Le processus d’individuation
L’exemple de Christa Wolf illustre parfaitement l’importance de l’écriture en tant que pratique dans les processus de subjectivation des individus. Une pratique est un exercice obéissant à certaines règles (des principes). On s’exerce, on s’entraîne : la répétition inlassable, jour après jour, nous aide à tenir debout. Une pratique toujours recommencée a pour le sujet (l’individu) un effet structurant.

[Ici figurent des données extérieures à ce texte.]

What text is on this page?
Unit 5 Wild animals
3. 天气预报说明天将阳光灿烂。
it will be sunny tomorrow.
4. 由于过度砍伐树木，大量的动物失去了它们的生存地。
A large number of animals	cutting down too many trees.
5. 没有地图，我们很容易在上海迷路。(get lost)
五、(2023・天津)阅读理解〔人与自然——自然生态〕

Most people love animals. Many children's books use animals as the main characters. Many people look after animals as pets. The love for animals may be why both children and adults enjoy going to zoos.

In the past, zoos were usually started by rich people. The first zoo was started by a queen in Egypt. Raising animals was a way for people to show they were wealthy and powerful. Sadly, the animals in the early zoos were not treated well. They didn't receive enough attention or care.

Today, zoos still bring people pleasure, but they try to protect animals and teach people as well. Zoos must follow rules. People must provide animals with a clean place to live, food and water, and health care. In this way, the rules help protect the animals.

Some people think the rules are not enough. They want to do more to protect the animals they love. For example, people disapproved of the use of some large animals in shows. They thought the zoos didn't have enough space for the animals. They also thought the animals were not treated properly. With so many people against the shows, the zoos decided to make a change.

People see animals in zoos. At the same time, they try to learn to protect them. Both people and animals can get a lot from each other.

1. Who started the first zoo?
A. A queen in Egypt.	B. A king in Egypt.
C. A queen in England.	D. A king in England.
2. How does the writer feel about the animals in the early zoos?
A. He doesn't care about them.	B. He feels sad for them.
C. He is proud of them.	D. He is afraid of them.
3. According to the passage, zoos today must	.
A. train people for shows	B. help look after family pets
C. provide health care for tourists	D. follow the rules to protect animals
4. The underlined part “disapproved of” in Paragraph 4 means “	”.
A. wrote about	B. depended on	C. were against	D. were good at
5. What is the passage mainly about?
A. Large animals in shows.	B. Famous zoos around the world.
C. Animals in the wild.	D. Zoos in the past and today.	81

A force de formuler, c’est-à-dire de lire et d’écrire, l’espace intérieur s’agrandit. L’intériorité du sujet, cet endroit mystérieux et invisible qui lui appartient en propre, s’élargit. Celui qui pense sent subtilement en lui-même, du dedans, à l’intérieur, que bientôt, il pourra s’asseoir dans cet espace, et s’y sentir bien. « Donnez-moi un instant, j’ai besoin d’être seul ; je dois me retirer, je dois rentrer en moi-même ». Pour finir, toi aussi, par ton être, tu deviens le lieu.
Conclusion : de la manie à la pratique
La pensée n’est pas une manie : elle appartient aux pratiques qui nous permettent d’habiter dans le réel. Le terme « manie » suggère quelque chose d’incontrôlable (« c’est plus fort que moi »). Une pratique, à l’inverse, est une activité que façonne activement un sujet agissant et « souverain ».
La pensée est un échappatoire, et ce, de deux manières. D’abord, de façon structurelle, la pensée permet de dépasser la matière dans ce qu’elle a d’implacable et impitoyable ; nous l’avons vu en introduction. Ensuite, de manière conjoncturelle, il semblerait que dans la société contemporaine, creuser la liberté de son imaginaire soit l’une des maigres façons dont nous disposions pour nous libérer des déterminismes sociaux qui nous bornent et nous limitent.
Penser est un exercice, une discipline qui s’exerce en vivant. En tant que pratique, elle est très proche de la vie, qui est son objet. L’activité de pensée abordée comme une discipline appartient aux pratiques qui permettent de maintenir en place la structure interne de l’individu et ainsi d’éviter la folie.
Nous traiterons dans l’article suivant des pratiques de subjectivation. Elles permettent au sujet (l’individu) d’habiter le réel. En partant d’exemples concrets, nous tenterons de dégager des caractéristiques générales communes à ces pratiques.